Trade protectionism could hurt the vitality of the U.S. tire market, after the country made a final ruling that tires from China were dumped and subsidized.
If high tariffs strip Chinese tire manufactures of their ability to export their products to the U.S. affordably, the average tire prices in the market might rise and U.S. consumers could have limited choices, said Pu Lingchen, partner of Zhong Lun Law Firm, on Tuesday.
Trade remedies cannot address the fundamental issues of any industry, but provide only a "short-term buffer", said Pu.
"The key solution is to improve the industry structure, enhancing technology and production capacity."
According to a statement released by U.S. Commerce Department on Monday, Chinese tire manufacturers, such as Prinx Chengshan (Shandong) Tire Co Ltd, Double Coin Holdings Ltd and Guizhou Tire Co Ltd, are facing high anti-dumping and anti-subsidy rates.
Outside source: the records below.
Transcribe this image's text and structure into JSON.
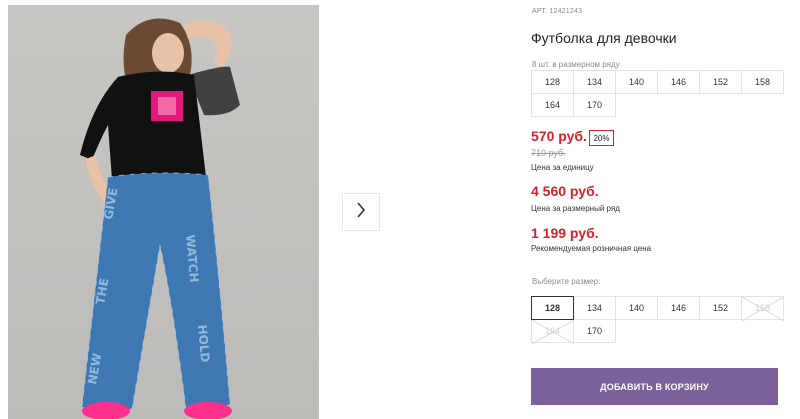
{
  "product": {
    "article": "АРТ. 12421243",
    "title": "Футболка для девочки",
    "pieces_in_row": "8 шт. в размерном ряду"
  },
  "size_row": [
    "128",
    "134",
    "140",
    "146",
    "152",
    "158",
    "164",
    "170"
  ],
  "pricing": {
    "unit_price": "570 руб.",
    "discount": "20%",
    "old_price": "710 руб.",
    "unit_label": "Цена за единицу",
    "row_price": "4 560 руб.",
    "row_label": "Цена за размерный ряд",
    "retail_price": "1 199 руб.",
    "retail_label": "Рекомендуемая розничная цена"
  },
  "size_picker": {
    "label": "Выберите размер:",
    "options": [
      {
        "value": "128",
        "state": "selected"
      },
      {
        "value": "134",
        "state": "available"
      },
      {
        "value": "140",
        "state": "available"
      },
      {
        "value": "146",
        "state": "available"
      },
      {
        "value": "152",
        "state": "available"
      },
      {
        "value": "158",
        "state": "unavailable"
      },
      {
        "value": "164",
        "state": "unavailable"
      },
      {
        "value": "170",
        "state": "available"
      }
    ]
  },
  "cart_button": "ДОБАВИТЬ В КОРЗИНУ",
  "icons": {
    "next": "chevron-right-icon"
  },
  "colors": {
    "accent": "#7b619a",
    "price": "#d2232a"
  }
}
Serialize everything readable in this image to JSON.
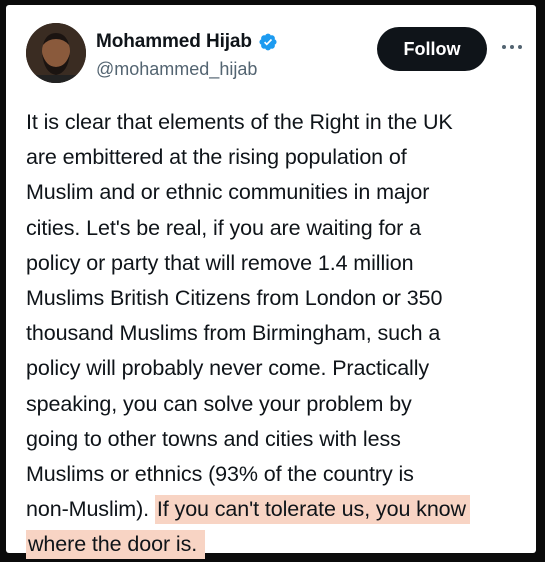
{
  "tweet": {
    "author": {
      "display_name": "Mohammed Hijab",
      "handle": "@mohammed_hijab",
      "verified_icon": "verified-badge-icon",
      "verified_color": "#1d9bf0"
    },
    "follow_label": "Follow",
    "more_icon": "more-options-icon",
    "body_lines": [
      "It is clear that elements of the Right in the UK",
      "are embittered at the rising population of",
      "Muslim and or ethnic communities in major",
      "cities. Let's be real, if you are waiting for a",
      "policy or party that will remove 1.4 million",
      "Muslims British Citizens from London or 350",
      "thousand Muslims from Birmingham, such a",
      "policy will probably never come. Practically",
      "speaking, you can solve your problem by",
      "going to other towns and cities with less",
      "Muslims or ethnics (93% of the country is"
    ],
    "line12_plain": "non-Muslim). ",
    "line12_highlight": "If you can't tolerate us, you know",
    "line13_highlight": "where the door is.",
    "highlight_color": "#f8d4c4"
  }
}
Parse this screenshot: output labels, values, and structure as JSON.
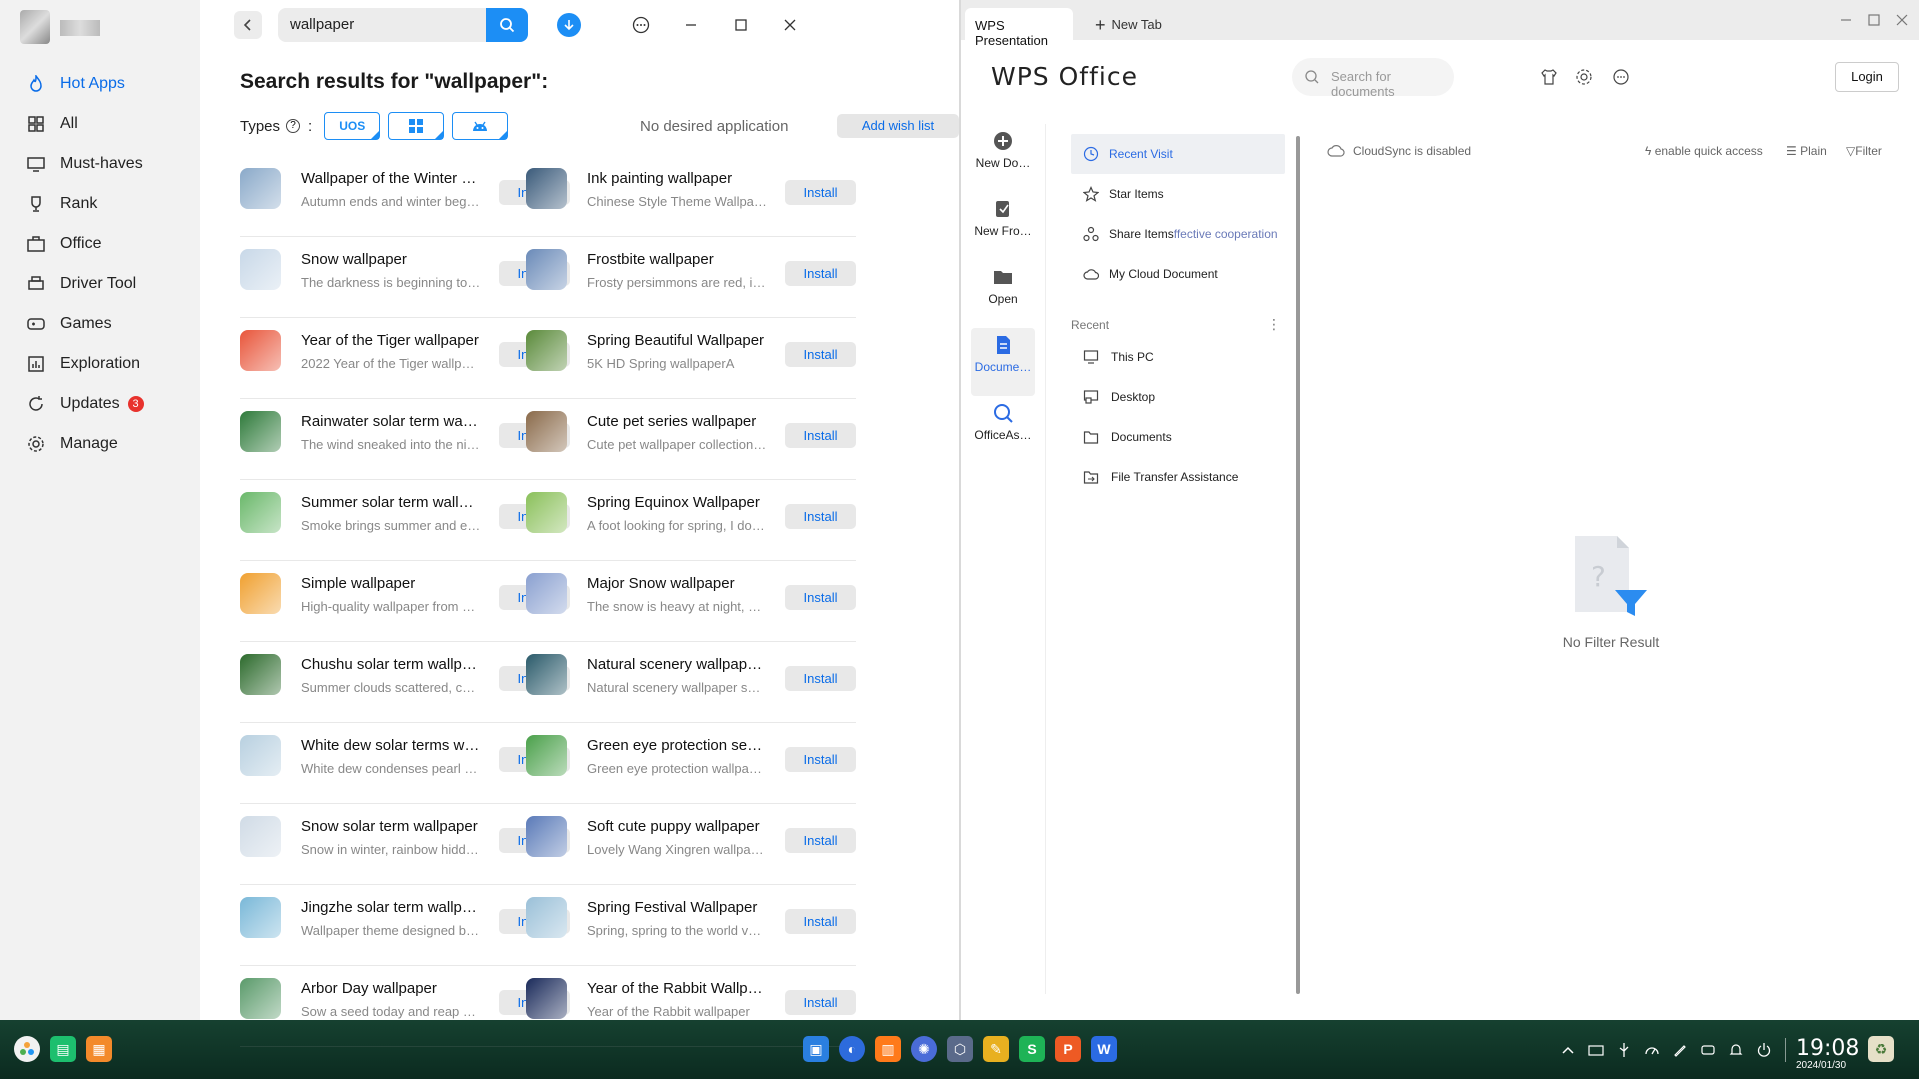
{
  "store": {
    "nav": [
      {
        "label": "Hot Apps",
        "icon": "fire-icon",
        "active": true
      },
      {
        "label": "All",
        "icon": "grid-icon"
      },
      {
        "label": "Must-haves",
        "icon": "monitor-icon"
      },
      {
        "label": "Rank",
        "icon": "trophy-icon"
      },
      {
        "label": "Office",
        "icon": "briefcase-icon"
      },
      {
        "label": "Driver Tool",
        "icon": "printer-icon"
      },
      {
        "label": "Games",
        "icon": "gamepad-icon"
      },
      {
        "label": "Exploration",
        "icon": "chart-icon"
      },
      {
        "label": "Updates",
        "icon": "refresh-icon",
        "badge": "3"
      },
      {
        "label": "Manage",
        "icon": "gear-icon"
      }
    ],
    "search": {
      "value": "wallpaper"
    },
    "results_title": "Search results for \"wallpaper\":",
    "types_label": "Types",
    "type_buttons": [
      "UOS",
      "windows",
      "android"
    ],
    "no_desired": "No desired application",
    "wish_button": "Add wish list",
    "install_label": "Install",
    "left_apps": [
      {
        "name": "Wallpaper of the Winter F…",
        "desc": "Autumn ends and winter begi…",
        "color": "#8aa9c9"
      },
      {
        "name": "Snow wallpaper",
        "desc": "The darkness is beginning to f…",
        "color": "#c8d8e8"
      },
      {
        "name": "Year of the Tiger wallpaper",
        "desc": "2022 Year of the Tiger wallpaper",
        "color": "#e8553a"
      },
      {
        "name": "Rainwater solar term wal…",
        "desc": "The wind sneaked into the ni…",
        "color": "#2e7a3a"
      },
      {
        "name": "Summer solar term wall…",
        "desc": "Smoke brings summer and ev…",
        "color": "#6ab86a"
      },
      {
        "name": "Simple wallpaper",
        "desc": "High-quality wallpaper from …",
        "color": "#f0a030"
      },
      {
        "name": "Chushu solar term wallp…",
        "desc": "Summer clouds scattered, co…",
        "color": "#2c6a2c"
      },
      {
        "name": "White dew solar terms w…",
        "desc": "White dew condenses pearl …",
        "color": "#b8d0e0"
      },
      {
        "name": "Snow solar term wallpaper",
        "desc": "Snow in winter, rainbow hidd…",
        "color": "#d0dbe6"
      },
      {
        "name": "Jingzhe solar term wallp…",
        "desc": "Wallpaper theme designed by…",
        "color": "#7ab8d8"
      },
      {
        "name": "Arbor Day wallpaper",
        "desc": "Sow a seed today and reap a …",
        "color": "#5a9a6a"
      }
    ],
    "right_apps": [
      {
        "name": "Ink painting wallpaper",
        "desc": "Chinese Style Theme Wallpap…",
        "color": "#3a5a7a"
      },
      {
        "name": "Frostbite wallpaper",
        "desc": "Frosty persimmons are red, it'…",
        "color": "#6a8ab8"
      },
      {
        "name": "Spring Beautiful Wallpaper",
        "desc": "5K HD Spring wallpaperA",
        "color": "#5a8a3a"
      },
      {
        "name": "Cute pet series wallpaper",
        "desc": "Cute pet wallpaper collection…",
        "color": "#8a6a4a"
      },
      {
        "name": "Spring Equinox Wallpaper",
        "desc": "A foot looking for spring, I do…",
        "color": "#8ac05a"
      },
      {
        "name": "Major Snow wallpaper",
        "desc": "The snow is heavy at night, a…",
        "color": "#8aa0d0"
      },
      {
        "name": "Natural scenery wallpap…",
        "desc": "Natural scenery wallpaper ser…",
        "color": "#2a5a6a"
      },
      {
        "name": "Green eye protection seri…",
        "desc": "Green eye protection wallpap…",
        "color": "#4aa04a"
      },
      {
        "name": "Soft cute puppy wallpaper",
        "desc": "Lovely Wang Xingren wallpaper",
        "color": "#5a7ab8"
      },
      {
        "name": "Spring Festival Wallpaper",
        "desc": "Spring, spring to the world ve…",
        "color": "#9ac0d8"
      },
      {
        "name": "Year of the Rabbit Wallpa…",
        "desc": "Year of the Rabbit wallpaper",
        "color": "#1a2a5a"
      }
    ]
  },
  "wps": {
    "tab": "WPS Presentation",
    "new_tab": "New Tab",
    "logo": "WPS Office",
    "search_placeholder": "Search for documents",
    "login": "Login",
    "left_items": [
      {
        "label": "New Do…",
        "icon": "plus-circle-icon"
      },
      {
        "label": "New Fro…",
        "icon": "new-from-template-icon"
      },
      {
        "label": "Open",
        "icon": "folder-icon"
      },
      {
        "label": "Docume…",
        "icon": "document-icon",
        "active": true
      },
      {
        "label": "OfficeAs…",
        "icon": "office-assistant-icon"
      }
    ],
    "nav_items": [
      {
        "label": "Recent Visit",
        "icon": "clock-icon",
        "active": true
      },
      {
        "label": "Star Items",
        "icon": "star-icon"
      },
      {
        "label": "Share Items",
        "extra": "ffective cooperation",
        "icon": "share-icon"
      },
      {
        "label": "My Cloud Document",
        "icon": "cloud-icon"
      }
    ],
    "recent_label": "Recent",
    "recent_items": [
      {
        "label": "This PC",
        "icon": "computer-icon"
      },
      {
        "label": "Desktop",
        "icon": "desktop-icon"
      },
      {
        "label": "Documents",
        "icon": "documents-folder-icon"
      },
      {
        "label": "File Transfer Assistance",
        "icon": "file-transfer-icon"
      }
    ],
    "cloud_sync": "CloudSync is disabled",
    "quick_access": "enable quick access",
    "plain": "Plain",
    "filter": "Filter",
    "empty_text": "No Filter Result"
  },
  "taskbar": {
    "time": "19:08",
    "date": "2024/01/30"
  },
  "colors": {
    "accent": "#1c8ef5",
    "link": "#0a6ce8",
    "badge": "#e8322d"
  }
}
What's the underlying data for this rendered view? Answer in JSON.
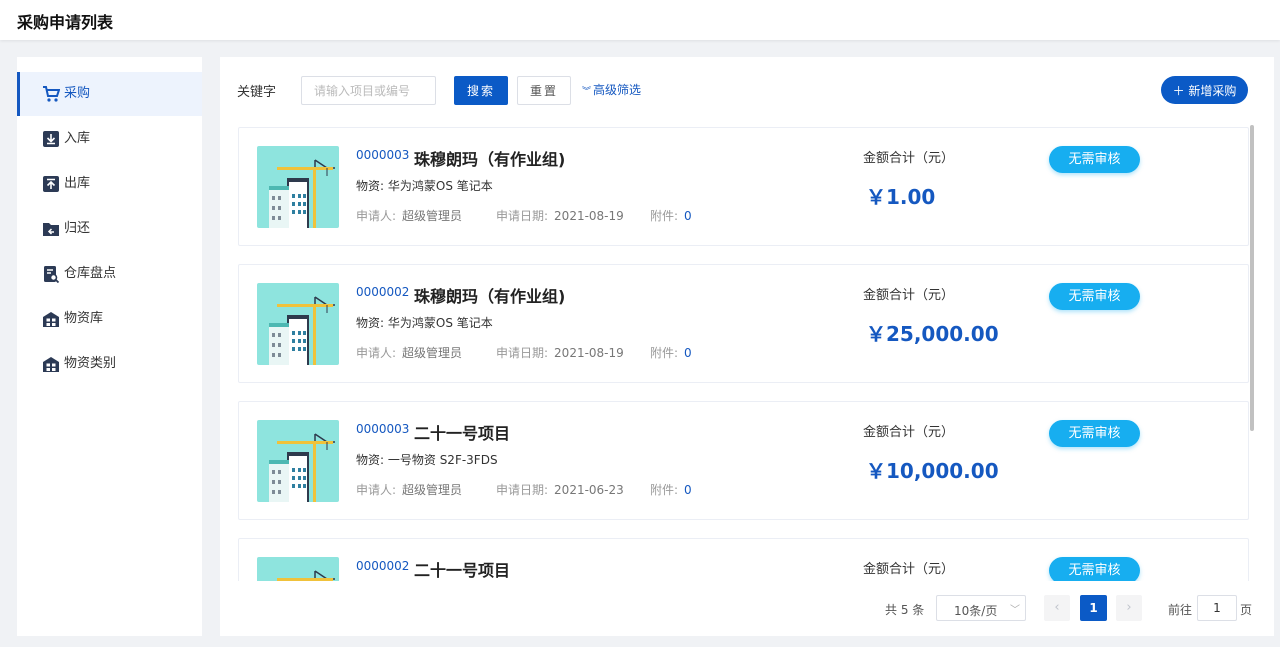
{
  "page": {
    "title": "采购申请列表"
  },
  "sidebar": {
    "items": [
      {
        "label": "采购",
        "icon": "cart-icon",
        "active": true
      },
      {
        "label": "入库",
        "icon": "download-icon"
      },
      {
        "label": "出库",
        "icon": "upload-icon"
      },
      {
        "label": "归还",
        "icon": "return-folder-icon"
      },
      {
        "label": "仓库盘点",
        "icon": "inventory-check-icon"
      },
      {
        "label": "物资库",
        "icon": "warehouse-icon"
      },
      {
        "label": "物资类别",
        "icon": "category-icon"
      }
    ]
  },
  "filter": {
    "keyword_label": "关键字",
    "keyword_placeholder": "请输入项目或编号",
    "search_label": "搜索",
    "reset_label": "重置",
    "advanced_label": "高级筛选",
    "add_label": "＋ 新增采购"
  },
  "card_labels": {
    "material": "物资:",
    "applicant": "申请人:",
    "date": "申请日期:",
    "attachment": "附件:",
    "amount": "金额合计（元）"
  },
  "records": [
    {
      "code": "0000003",
      "name": "珠穆朗玛（有作业组)",
      "material": "华为鸿蒙OS 笔记本",
      "applicant": "超级管理员",
      "date": "2021-08-19",
      "attachments": "0",
      "amount": "￥1.00",
      "status": "无需审核"
    },
    {
      "code": "0000002",
      "name": "珠穆朗玛（有作业组)",
      "material": "华为鸿蒙OS 笔记本",
      "applicant": "超级管理员",
      "date": "2021-08-19",
      "attachments": "0",
      "amount": "￥25,000.00",
      "status": "无需审核"
    },
    {
      "code": "0000003",
      "name": "二十一号项目",
      "material": "一号物资 S2F-3FDS",
      "applicant": "超级管理员",
      "date": "2021-06-23",
      "attachments": "0",
      "amount": "￥10,000.00",
      "status": "无需审核"
    },
    {
      "code": "0000002",
      "name": "二十一号项目",
      "material": "",
      "applicant": "",
      "date": "",
      "attachments": "",
      "amount": "",
      "status": "无需审核"
    }
  ],
  "pagination": {
    "total": "共 5 条",
    "page_size": "10条/页",
    "current": "1",
    "goto_label": "前往",
    "goto_value": "1",
    "goto_suffix": "页"
  },
  "colors": {
    "primary": "#0b5ac6",
    "badge": "#17aef0",
    "thumb_bg": "#8ee4de"
  }
}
It said the final anti-dumping margins range from 9 percent to 22.57 percent, and anti-subsidy rates are from 38.61 percent to 65.46 percent.
The case is still under review by the U.S. International Trade Commission, which makes determinations in proceedings involving imports claimed to injure a U.S. domestic industry. It is scheduled to release the conclusion in March.
Prinx, Double Coin and Guizhou Tire did not respond to interview inquiries from China Daily.
Since last year, the Chinese tire industry has been facing severe tests, as the U.S. imposed both anti-dumping and anti-subsidy investigations against major companies.
The China Rubber Industry Association finds that its main tiremaker members' output increased 4 percent year-on-year between January and August 2016, while their export volume and value, respectively, declined 0.84 percent and 7.99 percent from a year earlier.
As for the future, it remains uncertain whether or not the U.S. new administration will add tariffs to other Chinese exports since such a policy could "definitely harm workers and entrepreneurs in both countries", said Zhou Mi, a senior research fellow at the Chinese Academy of International Trade and Economic Cooperation.
In 2016, China faced 119 trade remedy investigations, a historic high, and the value involved increased by 76 percent year-on-year to .34 billion, data from the Ministry of Commerce showed.